China cross-border e-commerce rules extension a major business boost for industry

Supplement and food firms operating in China’s booming cross border e-commerce market have been buoyed by a year-long extension of the existing trade laws, which were due to be replaced on January 1.

There had been widespread uncertainty about the rules that could come into force from next year. Originally, officials planned to introduce more stringent rules, before backtracking and keeping the current system in place until January 1, 2018.

Now the current system will remain in place until January 2019.

This means many goods will still be regarded as personal trade, rather than for commercial distribution, allowing overseas firms to bypass complex local registration requirements.

The extension covers products shipped to bonded warehouses in China before being sold through e-commerce sites, and those bought by “daiguo’ shoppers overseas beofe being sold on to Chinese consumers.

China will also  set up more cross-border e-commerce pilot zones to facilitate trade and boost China's global competitiveness, ruled a  State Council executive meeting chaired by Premier Li Keqiang.

Li said: We need to enable the healthy development of cross-border e-commerce and speed up the growth of new engines, making the foreign trade sector more adaptive to new circumstances and better endowed with new advantages. Prospects for cross-border e-commerce are very bright."

Supplement companies, especially those from Australia and New Zealand, have seen sales soar in recent years on the back of cross border e-commerce.

Positive development

Companies such as Blackmores saw their sales take it a hit in the wake on the regulatory uncertainty.

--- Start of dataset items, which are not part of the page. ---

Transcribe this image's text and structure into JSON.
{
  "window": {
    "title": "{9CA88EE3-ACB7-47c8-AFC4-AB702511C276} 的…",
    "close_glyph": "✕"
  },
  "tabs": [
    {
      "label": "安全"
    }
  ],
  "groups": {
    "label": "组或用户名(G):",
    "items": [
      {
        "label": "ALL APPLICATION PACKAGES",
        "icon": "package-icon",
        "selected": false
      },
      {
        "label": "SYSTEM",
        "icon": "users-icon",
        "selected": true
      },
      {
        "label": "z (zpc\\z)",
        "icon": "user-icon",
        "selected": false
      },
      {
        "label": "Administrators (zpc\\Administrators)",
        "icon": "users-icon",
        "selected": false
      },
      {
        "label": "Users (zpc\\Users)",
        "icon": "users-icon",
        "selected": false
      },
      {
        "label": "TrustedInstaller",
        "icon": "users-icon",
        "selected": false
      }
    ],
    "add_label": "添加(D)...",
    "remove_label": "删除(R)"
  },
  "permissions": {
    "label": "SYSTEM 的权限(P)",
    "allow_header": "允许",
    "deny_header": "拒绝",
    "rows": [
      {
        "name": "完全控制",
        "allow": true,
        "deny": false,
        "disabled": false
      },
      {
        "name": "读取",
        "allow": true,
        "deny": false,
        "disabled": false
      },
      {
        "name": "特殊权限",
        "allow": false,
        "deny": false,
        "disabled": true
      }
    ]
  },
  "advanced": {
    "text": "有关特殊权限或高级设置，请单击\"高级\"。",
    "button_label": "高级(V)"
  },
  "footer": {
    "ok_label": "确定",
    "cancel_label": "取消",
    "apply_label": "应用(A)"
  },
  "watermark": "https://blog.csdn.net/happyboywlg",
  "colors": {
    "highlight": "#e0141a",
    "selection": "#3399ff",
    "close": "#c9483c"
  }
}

“The transition period for supervision of CBEC retail ­imports being extended from the end of 2017 to the end of 2018 … is an ongoing reflection of the government’s support for further ­expansion of free trade zones and of CBEC, which is a very positive development for Australia and companies such as Blackmores,” its CEO Peter Osborne told The Australian.

According to the Australian Trade and Investment Commission — Austrade — the Chinese health food market, which includes vitamins, dietary supplements, animal and herbal extracts, and Traditional Chinese Medicine (TCM), is currently valued at RMB200 billion (US$30 billion), and is projected to grow by 10% every year until 2025.

The ageing population is a large factor for this growth, with the population aged 65 and over in China is expected to reach 13% by 2020.

Supplements for women and children are also in high demand. With the change of the family planning policy in 2015, it is expected that one to two million additional babies will be born each year for the next four to five years.

Industry trade body Complementary Medicines Australia said the Australian supplements industry had seen the value of exports double in just two years, with more than half of these exports destined for China and Hong Kong.

CMA CEO Carl Gibson said today: "The announcement from China's State Council to extend the grace period for new rules for cross-border online trade by another year is good news for Australian Complementray medicine businesses and good news for Chinese consumers who trust the safety, quality and efficacy of Australian theraputic products.

"The package of e-commerce announcements from Beijing shows that the Chinese authorities are determined to get the new rules right and ensure the implementation of new rules goes smoothly and is welcomed by CMA."